Unpredictable search results
Hi list!

This message popped up as a result of investigation
why the new suite for Polish Wikipedia has so unpredictable
search results when words with non latin1 chars are searched.
But this is valid for Meta as well - which is UTF-8
as well (right?). Japanese, Korean, etc Wikipedias
are endagered as well, but havent' tested that.

I focused on three letter words, what is theoretically legal.

Three letter words (3LW) with one Polish language
specific letter (PLSL) can be searched,
although many silly matches are found.

3LW with two PLSL search fails with the prompt
"Badly formed search query"

3LW with three PLSL - the same as with one PLSL (strange!).

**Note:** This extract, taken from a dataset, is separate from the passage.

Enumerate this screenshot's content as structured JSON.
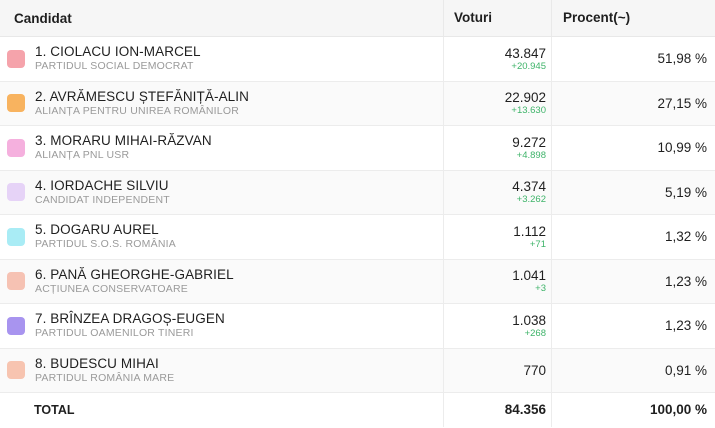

Exactly the same happens when I put Chinese ideograms
instead of PLSL.

It seems that word lengths aren't recognized correctly
("Badly formed..." message is shown when I enter 1-letter word!)
and/or words containing PLSL (or ideograms) are split somehow
in a strange way.
Based on search results my impression is:
non-latin1 letters are treated sometimes as separators
and sometimes as wildcards.

I guess that other bugs in searching non-latin1 words
can be reduced to this.

It would be nice for Polish users to have it fixed before
upgrade to Phase III. Other non-latin1 users would be
perhaps happier too :-)

User:Youandme


----------------------------------------------------------------------
Najlepsi nie maja watpliwosci... >>> http://link.interia.pl/f1667
Re: [Intlwiki-l] Unpredictable search results [ In reply to ]
youandme@poczta.fm wrote:
...
> It would be nice for Polish users to have it fixed before
> upgrade to Phase III. Other non-latin1 users would be
> perhaps happier too :-)

Yes, that's the main reason the Polish wiki isn't upgraded yet, and the
secondary reason the Esperanto wiki isn't upgraded yet (we also need a
charset conversion, since Esperanto keyboard support is not as widely
available as one might hope).

I seem to remember I had this sort-of working on an experimental version
of the phase II software, I just haven't had a chance to fix it up
again. I'll bang on it some more...

-- brion vibebr (brion @ pobox.com)